PARIS (Reuters) - American Steve Johnson played his heart out in a losing cause under electric Roland Garros skies on Friday, trading power and precision with Austrian hotshot Dominic Thiem in three sets of tension-filled tennis.
Like the rain clouds gathering overhead, punctuated by rumbles of thunder and a single lightning strike, the match built up gradually.
With the weather a dramatic backdrop to the action as, after a slow start, Johnson came within a whisker of levelling at one set all, he might have been tempted to think back to Wednesday's second round win over Croatian Borna Coric.
The 25th seed revealed then that he had drawn inspiration from the memory of his father, who died aged 58 three weeks ago.

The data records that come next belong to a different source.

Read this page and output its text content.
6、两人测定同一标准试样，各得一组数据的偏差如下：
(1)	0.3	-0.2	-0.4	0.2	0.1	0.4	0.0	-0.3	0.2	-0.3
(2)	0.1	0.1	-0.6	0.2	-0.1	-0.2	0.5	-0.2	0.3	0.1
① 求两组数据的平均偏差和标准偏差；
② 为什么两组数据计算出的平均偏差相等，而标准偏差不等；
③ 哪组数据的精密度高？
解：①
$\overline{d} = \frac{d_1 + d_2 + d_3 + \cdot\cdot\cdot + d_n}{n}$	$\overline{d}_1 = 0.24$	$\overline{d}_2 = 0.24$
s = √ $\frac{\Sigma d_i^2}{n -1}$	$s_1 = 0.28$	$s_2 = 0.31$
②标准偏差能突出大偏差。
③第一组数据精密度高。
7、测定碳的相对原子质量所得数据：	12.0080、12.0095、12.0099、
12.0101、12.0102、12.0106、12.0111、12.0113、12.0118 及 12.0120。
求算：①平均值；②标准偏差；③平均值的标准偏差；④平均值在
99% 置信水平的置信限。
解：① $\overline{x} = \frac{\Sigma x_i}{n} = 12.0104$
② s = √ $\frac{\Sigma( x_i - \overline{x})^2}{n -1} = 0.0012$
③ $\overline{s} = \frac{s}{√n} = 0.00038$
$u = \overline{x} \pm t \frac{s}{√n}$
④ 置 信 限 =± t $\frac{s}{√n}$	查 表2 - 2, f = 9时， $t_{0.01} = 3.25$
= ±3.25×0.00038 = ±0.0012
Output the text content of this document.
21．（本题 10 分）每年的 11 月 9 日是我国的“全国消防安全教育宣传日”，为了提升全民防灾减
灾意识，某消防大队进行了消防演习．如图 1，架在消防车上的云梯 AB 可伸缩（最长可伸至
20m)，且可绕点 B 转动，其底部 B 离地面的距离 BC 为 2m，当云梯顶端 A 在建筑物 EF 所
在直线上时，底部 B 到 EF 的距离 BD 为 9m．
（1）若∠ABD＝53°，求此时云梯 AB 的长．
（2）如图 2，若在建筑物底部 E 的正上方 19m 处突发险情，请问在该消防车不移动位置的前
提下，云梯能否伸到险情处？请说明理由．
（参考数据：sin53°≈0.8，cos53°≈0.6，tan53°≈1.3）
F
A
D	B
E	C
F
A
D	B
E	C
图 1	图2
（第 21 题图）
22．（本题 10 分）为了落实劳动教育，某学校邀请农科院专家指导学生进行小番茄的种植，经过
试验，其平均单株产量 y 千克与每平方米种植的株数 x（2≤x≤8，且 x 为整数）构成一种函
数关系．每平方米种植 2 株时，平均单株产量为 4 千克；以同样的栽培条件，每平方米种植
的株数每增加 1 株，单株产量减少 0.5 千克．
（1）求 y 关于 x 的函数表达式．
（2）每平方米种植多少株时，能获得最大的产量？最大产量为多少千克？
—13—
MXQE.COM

Sixth seed Thiem, a semi-finalist last year, said even turning up on court had taken courage for the American.
"He's a very, very nice guy. It was, of course, very
emotional for him. But.... it also shows that there are way more important things than tennis," the Austrian told a news conference after the match.
"I think it was unbelievably tough for him to even play here."
The match reached a crescendo as the players each held and squandered two break points in successive games towards the end of the second set.
Had Johnson - bidding to reach the last 16 in Paris for the first time - broken then, he would have taken the set.
But that was the last opportunity afforded him by an increasingly dominant Thiem, who ran out a 6-1 7-6(4) 6-3 winner.
Thiem, one of the dark horses to win the tournament after beating favourite Rafa Nadal in straight sets in Rome earlier this month, stepped up his heavy groundstroke game in the third set.
Mixing power with precision throughout, the Austrian closed out the match in a shade over two hours with an unreturned cross-court backhand volley.